100 Millionen Tote im 20. Jahrhundert

Suchen Sie nicht nach Beweisen. Die erste Frage heißt, welcher Klasse er angehört, was seine Herkunft, sein Bildungsstand, seine Schulbildung, sein Beruf ist“, befahl die Geheimpolizei Tscheka. Denn der Angeklagte Iwan Grigorjewitsch „blieb immer der, der er von Geburt an war – ein Mensch“.

Genau deshalb aber war er ein Opfer des kommunistischen Terrors geworden. Menschen wurden getötet unter dem Vorwand, dass sie geboren waren. Lenin befahl, wie vor ein paar Jahren eine Ausstellung in Moskau dokumentierte, jeden dritten Bewohner eines Dorfs über Nacht zu töten.

An die 100 Millionen Tote wurden für das 20. Jahrhundert aufgelistet, davon 65 Millionen in China, 20 Millionen in der Sowjetunion, je zwei Millionen in Nordkorea und Kambodscha, Millionen in Vietnam. Es sind die in Stein gravierten Zahlen der – neben dem Mord an Millionen Juden – größten Verbrechen des vergangenen Jahrhunderts.

Die KP-Diktaturen machten die Massenverbrechen systemimmanent: Ob im jugoslawischen Goli otok, im tschechischen Uran-Bergbau Jáchymov, im russischen Kohlenrevier von Workuta, im polnischen Wald bei Katyn oder in den Sonderlagern der DDR. Ganz zu schweigen von den unzähligen Orten der Gewalt, in den Gefängnissen, Verhörzellen oder an den Hinrichtungsorten wie im Donskoj-Kloster in Moskau oder in Butovo, am südlichen Stadtrand von Moskau, wo unter Stalin Zehntausende hingerichtet und verscharrt wurden. Frische Erde und Birken sollten die Verbrechen zudecken. Nur einen Steinwurf entfernt legte man in den 1960er-Jahren schließlich einen internationalen Campingplatz an. Die Erde der ehemaligen Sowjetunion und ihrer Satellitenstaaten ist getränkt vom Blut unschuldiger Opfer.

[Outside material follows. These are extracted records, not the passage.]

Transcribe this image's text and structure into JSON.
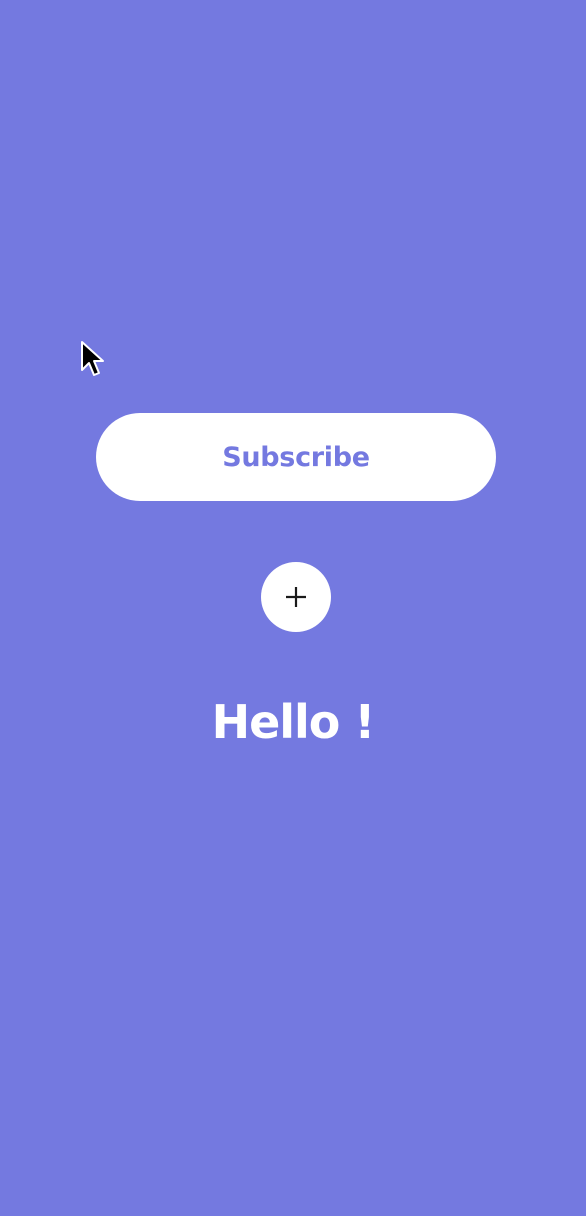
{
  "colors": {
    "background": "#7479e0",
    "button_background": "#ffffff",
    "button_text": "#7479e0",
    "icon": "#1a1a1a",
    "greeting_text": "#ffffff"
  },
  "cursor": {
    "icon": "mouse-pointer-icon"
  },
  "subscribe_button": {
    "label": "Subscribe"
  },
  "add_button": {
    "icon": "plus-icon"
  },
  "greeting": {
    "text": "Hello !"
  }
}
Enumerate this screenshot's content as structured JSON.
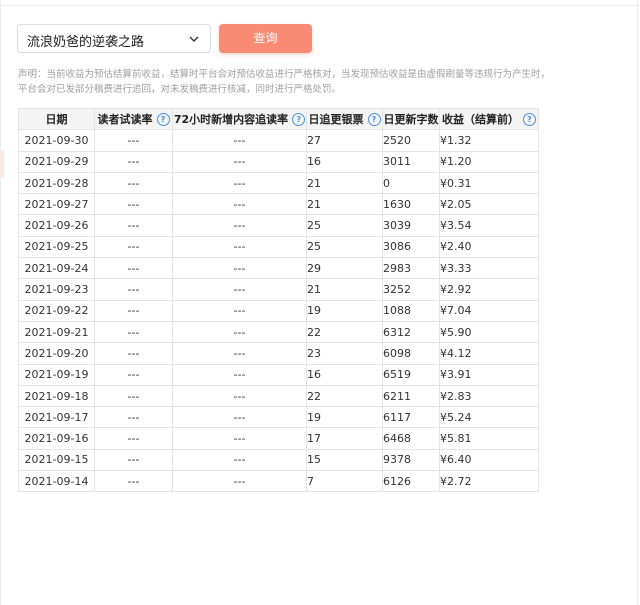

Es waren Verbrechen gegen den Geist, gegen nationale Kulturen, Personen und Völker. Dazu kamen die drei Hauptverbrechen: gegen den Frieden, Kriegsverbrechen (wie in Katyn 1940) und vor allem Verbrechen gegen die Menschlichkeit (Deportationen, Versklavungen, massive und systematische Hinrichtungen ohne Gerichtsverfahren, Menschenraub oder Massenfolterungen). Millionen wurden umgebracht, denen nichts vorzuwerfen war, außer dass sie Adelige, Bürger, „Kulaken“, Ukrainer, Juden, Intelligenzler oder alte, in Ungnade gefallene KP-Mitglieder waren. Und als die Gulag-Lager 1953 geschlossen wurden, kamen KP-Gegner in die Zwangspsychiatrie.

Ein Tod auf Raten

Der Terror richtete sich gegen jegliche Opposition, gegen ganze gesellschaftliche Gruppen und gegen Völkerschaften. Kleine Völkerschaften wurden deportiert, die Männer großteils erschossen, die Dörfer dem Erdboden gleichgemacht oder Neusiedlern übergeben. Millionen Bauern („Kulaken“) wurden zwar nicht an Ort und Stelle erschlagen, doch die Zwangsarbeit in den unwirtlichsten Gebieten ließ ihnen wenig Überlebenschancen: Ein Tod auf Raten.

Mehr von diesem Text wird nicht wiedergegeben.